The closures and layoffs, scheduled to occur in January 2010, come as the county-run hospital system has tried to cut a $168 million budget shortfall. The system previously was able to cut $61.7 million. But it said it also needs to close the primary care clinics, as well as a liver transplant unit, a heart-and-lung transplant unit, a wound care unit and a mental health unit.
Attempts to convert the primary care clinics into federally qualified health centers were not successful, according to Jackson officials.
The system did not disclose if any doctors would be laid off. Jackson Health uses a combination of doctors affiliated with the University of Miami Miller School of Medicine as well as its own employed physicians.

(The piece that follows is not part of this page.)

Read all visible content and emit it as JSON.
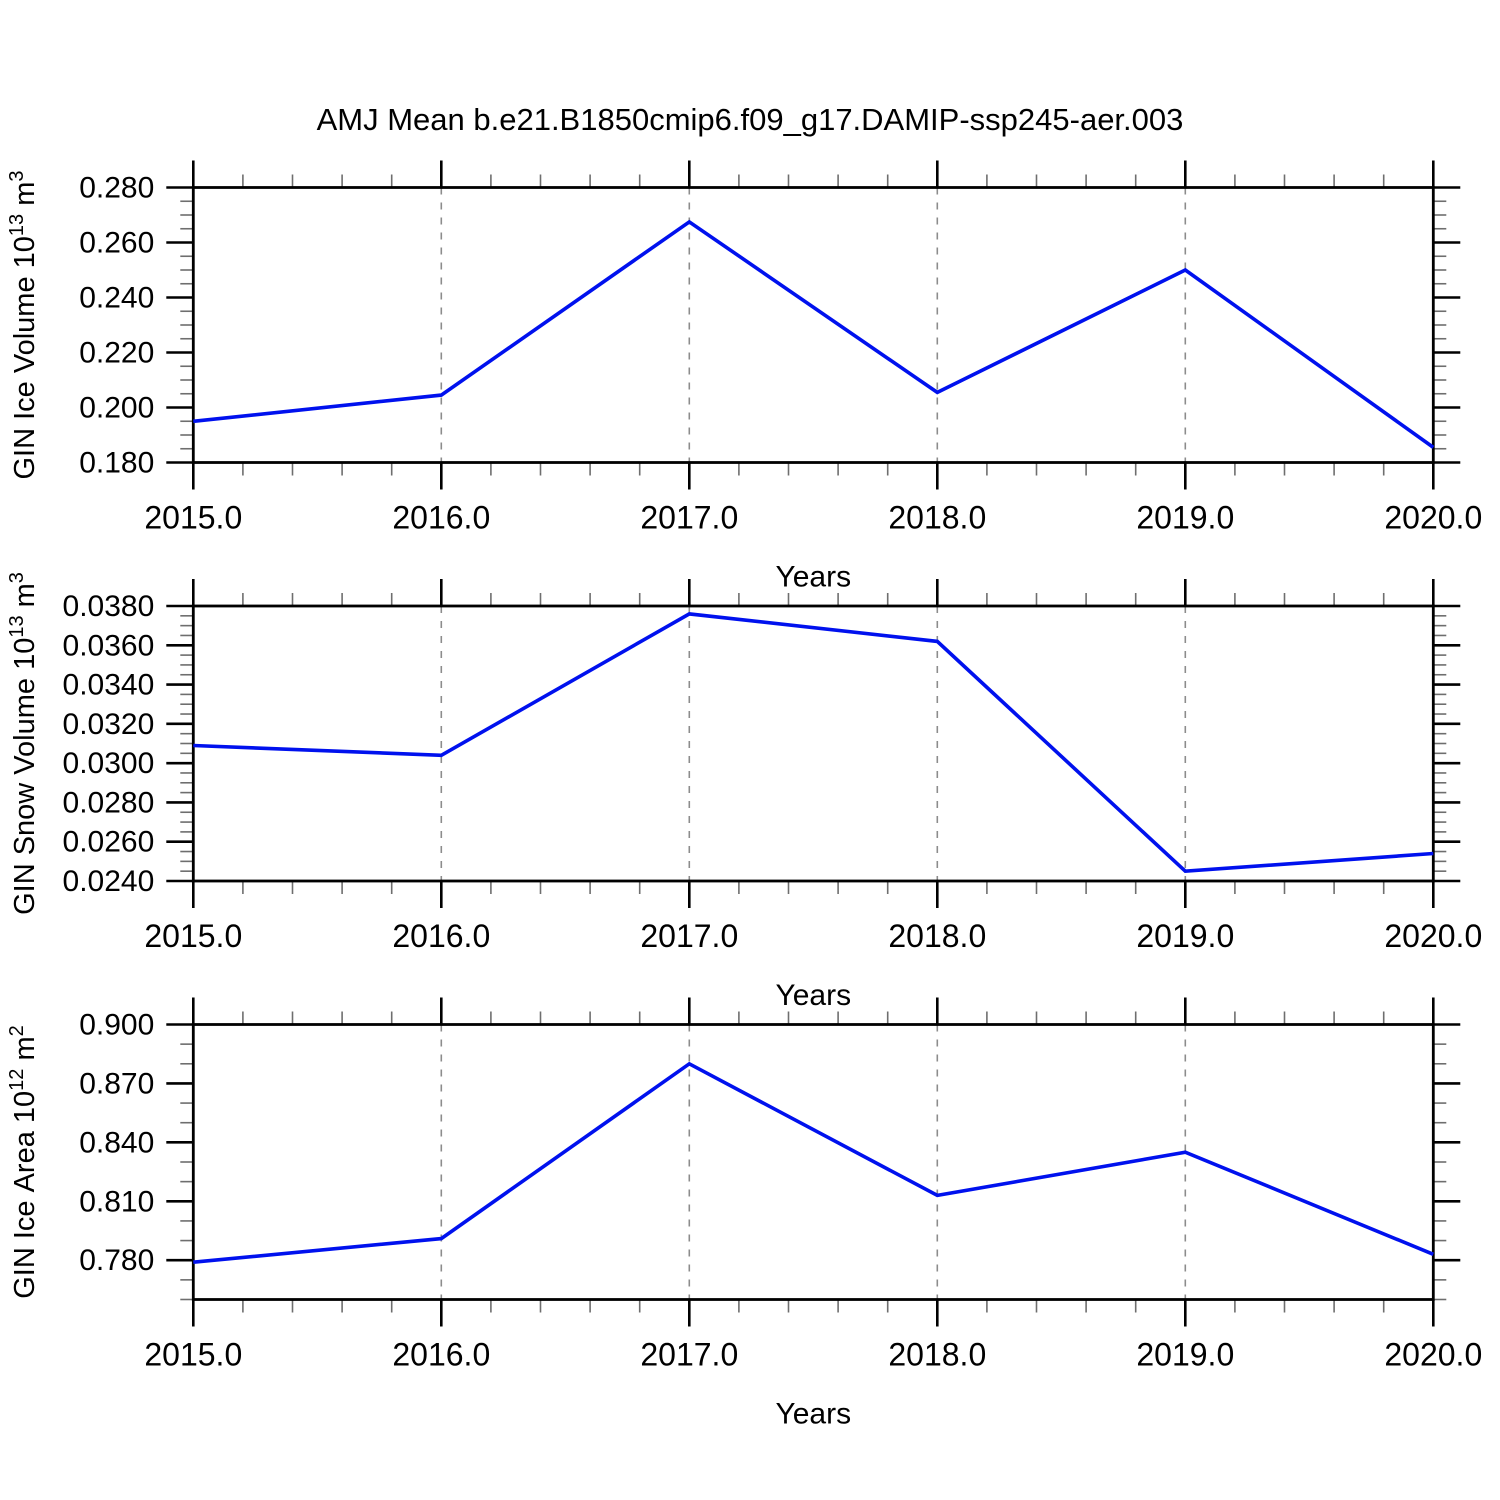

Jackson began hiring its own doctors and expanding its services several years ago when the University of Miami, which had used Jackson Memorial Hospital as its teaching facility, considered getting its own facility. In 2007 the university bought Cedars Medical Center, across the street from Jackson.
While University of Miami doctors continued to work at Jackson, tensions between the two sides began running higher, culminating in a Nov. 2 summit in which school officials criticized the quality of doctors that Jackson was hiring and the hospital system's expansion strategy.
Meanwhile, Jackson leaders accused the university of sending private insurance patients to Cedars and the poor and uninsured to Jackson.
The Jackson system is funded by property and sales taxes, both of which, the hospital said, have dropped considerably over the past few years because of the economic recession and the rapid drop in the area's land values. The recession also has brought increased demand from uninsured patients.
Closing the clinic and other units will not be enough to fill the rest of the budget gap, so hospital executives are still looking for more areas to cut.
The employee cutbacks were announced in a year that already has seen a large number of mass layoffs at hospitals. As of Sept. 30, the Bureau of Labor Statistics said there had been 127 layoffs involving 50 or more employees. That already exceeds the 112 mass layoffs for all of 2008, and nearly double the 67 for 2007.